333 pessoas continuam detidas na Venezuela. Oposição une-se num “pacto unitário” contra o regime

Mais de 300 pessoas continuam presas na Venezuela por razões políticas, após 50 presos políticos terem sido indultados e libertados, na semana passada, pelo Presidente Nicolás Maduro.

Alfredo Romero, diretor da organização não-governamental Foro Penal Venezuelano, lamenta que o cenário se mantenha estagnado. “Temos 333 pessoas presas, ainda se mantém um número muito alto de presos políticos, o número mais elevado na América Latina”, refere.

De acordo com o Observador, o líder da ONG venezuelana disse, durante uma conferência de imprensa online em Caracas, que “apenas foram beneficiados 13%” dos 110 presos indultados recentemente por Nicolás Maduro.

“A realidade dos indultos é que seis presos já estavam em liberdade plena, 24 estavam fora da prisão, mas tinham processos em curso, 26 estavam sob investigação, mas não estavam detidos. Um era um preso comum e 53 eram presos políticos”, acrescenta.

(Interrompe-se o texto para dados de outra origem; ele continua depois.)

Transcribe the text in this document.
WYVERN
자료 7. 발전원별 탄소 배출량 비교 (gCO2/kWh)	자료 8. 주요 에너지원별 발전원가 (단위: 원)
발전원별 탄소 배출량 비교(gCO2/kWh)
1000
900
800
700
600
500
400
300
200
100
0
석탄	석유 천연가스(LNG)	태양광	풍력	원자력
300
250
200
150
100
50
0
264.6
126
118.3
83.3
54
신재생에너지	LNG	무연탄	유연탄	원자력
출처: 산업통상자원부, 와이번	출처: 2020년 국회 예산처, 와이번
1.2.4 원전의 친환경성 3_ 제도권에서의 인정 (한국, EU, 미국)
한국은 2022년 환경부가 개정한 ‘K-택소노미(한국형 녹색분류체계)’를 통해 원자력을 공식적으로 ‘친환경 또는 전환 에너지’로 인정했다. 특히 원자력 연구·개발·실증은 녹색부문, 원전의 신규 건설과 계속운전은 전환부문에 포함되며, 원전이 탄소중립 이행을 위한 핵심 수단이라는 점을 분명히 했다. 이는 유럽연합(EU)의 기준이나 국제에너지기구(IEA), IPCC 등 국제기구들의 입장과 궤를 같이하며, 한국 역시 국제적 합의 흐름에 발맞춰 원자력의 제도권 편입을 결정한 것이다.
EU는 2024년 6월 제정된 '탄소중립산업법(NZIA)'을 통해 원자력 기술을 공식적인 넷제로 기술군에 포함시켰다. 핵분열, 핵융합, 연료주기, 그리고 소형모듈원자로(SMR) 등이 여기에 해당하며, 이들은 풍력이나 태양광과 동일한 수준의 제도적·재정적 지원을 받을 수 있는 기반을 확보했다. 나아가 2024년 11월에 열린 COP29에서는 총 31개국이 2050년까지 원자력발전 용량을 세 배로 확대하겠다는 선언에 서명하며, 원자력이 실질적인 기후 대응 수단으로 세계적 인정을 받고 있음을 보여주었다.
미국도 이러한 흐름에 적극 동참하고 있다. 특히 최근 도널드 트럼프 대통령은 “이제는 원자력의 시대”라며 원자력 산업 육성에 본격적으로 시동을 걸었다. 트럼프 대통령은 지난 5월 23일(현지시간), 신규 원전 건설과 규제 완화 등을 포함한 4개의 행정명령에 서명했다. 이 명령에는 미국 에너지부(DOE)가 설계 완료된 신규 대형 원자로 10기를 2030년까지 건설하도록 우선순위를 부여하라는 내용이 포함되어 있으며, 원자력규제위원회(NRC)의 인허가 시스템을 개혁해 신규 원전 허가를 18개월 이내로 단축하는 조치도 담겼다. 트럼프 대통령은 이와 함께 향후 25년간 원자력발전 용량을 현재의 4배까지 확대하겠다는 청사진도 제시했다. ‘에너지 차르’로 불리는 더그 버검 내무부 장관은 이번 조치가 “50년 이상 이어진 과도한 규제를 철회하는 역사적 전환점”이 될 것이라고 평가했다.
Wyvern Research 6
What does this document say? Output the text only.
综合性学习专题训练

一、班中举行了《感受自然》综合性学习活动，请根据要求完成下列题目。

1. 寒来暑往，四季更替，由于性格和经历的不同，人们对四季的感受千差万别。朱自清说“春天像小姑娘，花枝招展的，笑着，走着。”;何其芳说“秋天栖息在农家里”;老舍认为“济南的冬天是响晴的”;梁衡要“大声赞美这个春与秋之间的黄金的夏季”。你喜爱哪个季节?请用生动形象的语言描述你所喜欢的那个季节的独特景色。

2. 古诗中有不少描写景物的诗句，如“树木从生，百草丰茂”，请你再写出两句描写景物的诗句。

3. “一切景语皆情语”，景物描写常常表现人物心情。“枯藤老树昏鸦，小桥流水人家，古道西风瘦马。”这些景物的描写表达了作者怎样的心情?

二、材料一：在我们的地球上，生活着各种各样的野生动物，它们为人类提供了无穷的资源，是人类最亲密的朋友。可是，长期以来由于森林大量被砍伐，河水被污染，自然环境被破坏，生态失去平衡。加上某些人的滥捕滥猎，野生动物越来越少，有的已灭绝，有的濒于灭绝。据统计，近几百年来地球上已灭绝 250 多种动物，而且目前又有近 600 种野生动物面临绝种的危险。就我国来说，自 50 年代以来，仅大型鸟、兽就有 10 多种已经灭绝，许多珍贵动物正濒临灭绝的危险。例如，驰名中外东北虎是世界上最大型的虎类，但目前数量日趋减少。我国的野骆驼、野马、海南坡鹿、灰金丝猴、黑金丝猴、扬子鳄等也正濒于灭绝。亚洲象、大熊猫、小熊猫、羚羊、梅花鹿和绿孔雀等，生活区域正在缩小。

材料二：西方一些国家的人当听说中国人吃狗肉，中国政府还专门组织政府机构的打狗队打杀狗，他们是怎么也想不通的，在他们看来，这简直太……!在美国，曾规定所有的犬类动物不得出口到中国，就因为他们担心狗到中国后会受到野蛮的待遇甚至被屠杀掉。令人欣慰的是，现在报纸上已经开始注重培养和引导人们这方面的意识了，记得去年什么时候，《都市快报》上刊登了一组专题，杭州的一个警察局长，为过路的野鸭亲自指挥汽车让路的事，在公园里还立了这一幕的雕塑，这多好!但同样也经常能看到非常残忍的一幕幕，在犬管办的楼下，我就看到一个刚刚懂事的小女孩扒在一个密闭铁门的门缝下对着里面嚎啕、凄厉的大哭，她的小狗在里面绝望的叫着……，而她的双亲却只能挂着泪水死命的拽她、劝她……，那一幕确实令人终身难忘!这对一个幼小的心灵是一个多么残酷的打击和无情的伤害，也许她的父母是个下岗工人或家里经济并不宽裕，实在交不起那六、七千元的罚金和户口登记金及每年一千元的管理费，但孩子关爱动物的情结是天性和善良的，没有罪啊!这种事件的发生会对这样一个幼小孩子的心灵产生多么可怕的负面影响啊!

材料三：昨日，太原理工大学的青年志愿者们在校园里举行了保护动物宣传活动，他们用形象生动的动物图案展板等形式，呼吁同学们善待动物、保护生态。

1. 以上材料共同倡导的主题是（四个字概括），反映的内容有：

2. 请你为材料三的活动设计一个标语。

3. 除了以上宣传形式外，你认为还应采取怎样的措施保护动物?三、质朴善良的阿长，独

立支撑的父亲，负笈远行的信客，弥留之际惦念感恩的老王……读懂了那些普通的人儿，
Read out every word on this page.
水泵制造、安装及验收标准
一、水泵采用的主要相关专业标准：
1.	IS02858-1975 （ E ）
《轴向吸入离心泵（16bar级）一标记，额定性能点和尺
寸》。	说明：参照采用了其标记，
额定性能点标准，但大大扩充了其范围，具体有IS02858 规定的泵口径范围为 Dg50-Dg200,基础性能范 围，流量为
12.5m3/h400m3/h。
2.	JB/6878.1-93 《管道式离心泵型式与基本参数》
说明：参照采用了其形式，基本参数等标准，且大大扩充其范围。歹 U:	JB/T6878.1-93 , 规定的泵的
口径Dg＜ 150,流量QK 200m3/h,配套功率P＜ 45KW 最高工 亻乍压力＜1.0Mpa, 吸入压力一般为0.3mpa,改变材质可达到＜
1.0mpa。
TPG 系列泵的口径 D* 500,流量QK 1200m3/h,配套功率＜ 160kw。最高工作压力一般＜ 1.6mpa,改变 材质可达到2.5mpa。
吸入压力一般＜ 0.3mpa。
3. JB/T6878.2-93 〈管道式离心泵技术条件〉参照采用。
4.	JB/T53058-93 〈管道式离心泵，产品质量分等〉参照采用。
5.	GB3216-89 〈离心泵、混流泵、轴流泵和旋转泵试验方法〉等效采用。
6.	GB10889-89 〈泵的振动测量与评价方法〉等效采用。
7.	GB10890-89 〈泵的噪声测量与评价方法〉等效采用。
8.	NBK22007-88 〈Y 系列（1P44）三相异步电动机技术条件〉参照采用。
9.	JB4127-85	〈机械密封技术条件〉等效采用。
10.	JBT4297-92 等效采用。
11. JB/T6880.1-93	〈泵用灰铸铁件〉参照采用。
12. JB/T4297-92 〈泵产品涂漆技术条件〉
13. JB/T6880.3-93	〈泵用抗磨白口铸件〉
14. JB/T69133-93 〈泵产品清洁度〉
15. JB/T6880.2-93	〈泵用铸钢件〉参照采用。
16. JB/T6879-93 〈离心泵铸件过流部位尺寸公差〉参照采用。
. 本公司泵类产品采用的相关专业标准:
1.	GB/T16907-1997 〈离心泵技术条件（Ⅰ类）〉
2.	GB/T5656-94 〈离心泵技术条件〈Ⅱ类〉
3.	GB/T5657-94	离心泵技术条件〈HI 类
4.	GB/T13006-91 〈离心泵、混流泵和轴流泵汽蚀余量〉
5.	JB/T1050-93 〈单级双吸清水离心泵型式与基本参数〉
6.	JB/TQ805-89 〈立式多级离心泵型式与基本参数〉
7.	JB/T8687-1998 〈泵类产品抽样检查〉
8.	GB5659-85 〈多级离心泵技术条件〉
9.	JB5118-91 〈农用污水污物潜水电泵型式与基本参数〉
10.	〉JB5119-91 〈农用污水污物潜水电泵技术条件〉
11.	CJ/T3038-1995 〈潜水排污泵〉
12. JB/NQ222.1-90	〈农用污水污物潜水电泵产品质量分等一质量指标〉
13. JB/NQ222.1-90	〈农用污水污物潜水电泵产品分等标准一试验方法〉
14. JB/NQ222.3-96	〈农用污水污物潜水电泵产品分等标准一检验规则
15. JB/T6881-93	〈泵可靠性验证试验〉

No grupo de 26 pessoas detidas, estão deputados no exílio e sob asilo em embaixadas na Venezuela – revela Romero. “Não há militares que tenham sido libertados”, afirmou, explicando que desconhece quais as razões tidas em consideração pelo regime para os indultos.

Gonzalo Himiob, vice-presidente do FPV, tem uma opinião diferente do seu colega e acredita que  “todo o passo para a liberdade é um passo” e que “é positiva” qualquer medida que, do ponto de vista político, “tenha libertado pessoas que estavam injustamente detidas ou perseguidas” – relata o Observador.

Ainda assim, o membro da ONG salientou que “isso não muda o panorama nacional” pois vai continuar a haver “existência da repressão como mecanismo de controlo da cidadania e de controlo político”.

Na conferência de imprensa também esteve presente Antónia Turbay, advogada de 67 anos que foi indultada depois de ter sido detida a 27 de junho de 2019, na sua própria casa sua casa. “Foi muito duro para mim estar presa”, assumiu.

A advogada explicou que, no seu caso, a justiça tardou. Há mais de um ano que um tribunal emitiu uma ordem para que fosse libertada, mas “ninguém a executou”. Turbay admite que o delito que a levou à prisão foi ser vizinha de Iván Simonovis, um comissário que fugiu da sua casa onde cumpria prisão domiciliária.

Nicolás Maduro indultou, em agosto, 110 deputados opositores e presos políticos. neste grupo encontrava-se o politólogo luso-venezuelano Vasco da Costa, que estava preso desde abril de 2018, acusado de promover a abstenção nas eleições presidenciais que se realizaram em maio de 2018.

Segundo o Observador, na mesma conferencia de imprensa, os partidos opositores da Venezuela uniram-se contra as eleições parlamentares que se deverão realizar em dezembro. O “pacto unitário” dos 37 principais partidos opositores do país compromete-se a “condenar a fraude” eleitoral de 6 de dezembro, e esforçar-se para que seja ilegitimada dentro e fora do país.